What was the name of the original Vim magic-auto-default setup project? I wish I could remember it! There used to be so many Vim questions on Stackoverflow from people who installed Vim ________ (?) and had no idea what it did. The advice was always: "Stop using that, and learn Vim." This project smells like that.

There are two types of Vim users:

1. "Stop trying to make Vim and IDE with all your fancy plugins, learn Vim!"

2. "Vim is so much more than a text editor, of course you can use it as an IDE."

These two Vim users are usually the same person.

You have to learn Vim's terrible, verbose, antiquated commands in depth in order to justify using Vim. If you don't use q: (q colon) and q/ (q forward slash) in Vim, for example, you probably don't know Vim well enough to justify the efficiency loss you have compared to you using a modern IDE with multiple cursors.
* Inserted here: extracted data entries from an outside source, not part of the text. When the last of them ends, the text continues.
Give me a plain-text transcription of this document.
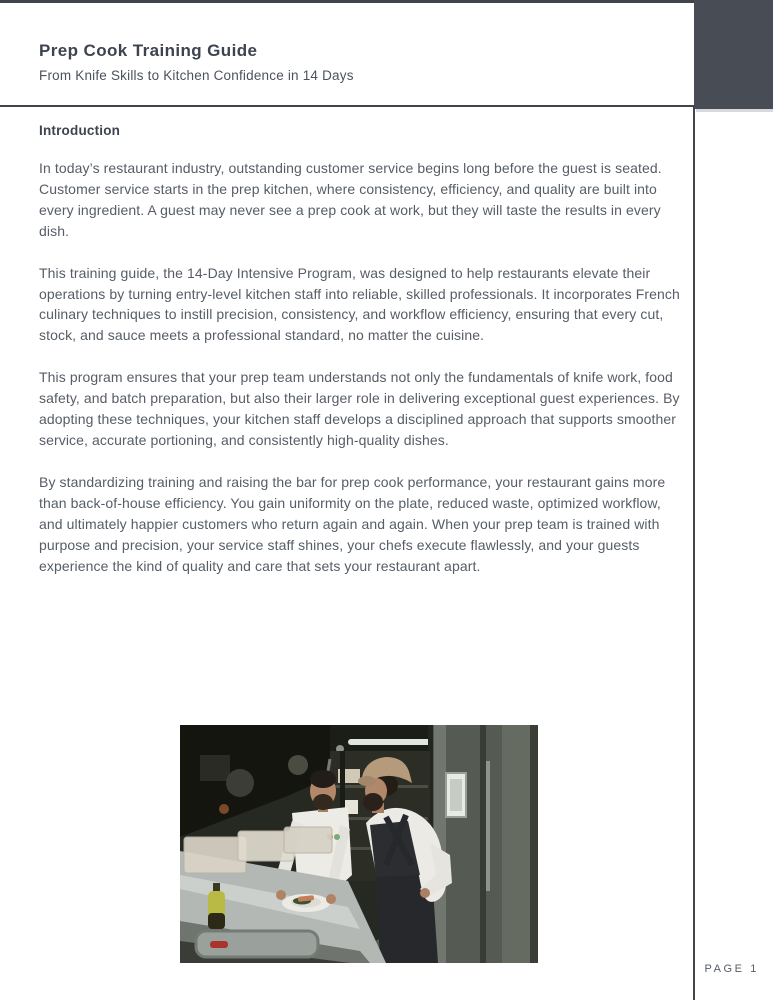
Prep Cook Training Guide
From Knife Skills to Kitchen Confidence in 14 Days
Introduction

In today’s restaurant industry, outstanding customer service begins long before the guest is seated. Customer service starts in the prep kitchen, where consistency, efficiency, and quality are built into every ingredient. A guest may never see a prep cook at work, but they will taste the results in every dish.

This training guide, the 14-Day Intensive Program, was designed to help restaurants elevate their operations by turning entry-level kitchen staff into reliable, skilled professionals. It incorporates French culinary techniques to instill precision, consistency, and workflow efficiency, ensuring that every cut, stock, and sauce meets a professional standard, no matter the cuisine.

This program ensures that your prep team understands not only the fundamentals of knife work, food safety, and batch preparation, but also their larger role in delivering exceptional guest experiences. By adopting these techniques, your kitchen staff develops a disciplined approach that supports smoother service, accurate portioning, and consistently high-quality dishes.

By standardizing training and raising the bar for prep cook performance, your restaurant gains more than back-of-house efficiency. You gain uniformity on the plate, reduced waste, optimized workflow, and ultimately happier customers who return again and again. When your prep team is trained with purpose and precision, your service staff shines, your chefs execute flawlessly, and your guests experience the kind of quality and care that sets your restaurant apart.

PAGE 1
Aside: It blows my mind that there are still plugin managers being invented for Vim. That's a bad sign for an editor. This shouldn't exist in userland.

> Aside: It blows my mind that there are still plugin managers being invented for Vim. That's a bad sign for an editor. This shouldn't exist in userland.

I'm not sure what you're talking about… the fact that plugin managers continue to be developed for Vim and Neovim tells us there are new use cases today that didn't exist 20 years ago. Neovim isn't your undergraduate Vi/Vim from back in the day.

What's amazing is the plugin managers continue to improve, especially for Neovim.

Lazy.vim [1] is amazingly good.

Refactoring eliminated 30% of Vim's legacy code and the choice of Lua for the scripting language has unleashed a stunning amount of creativity in Neovim/Vim community.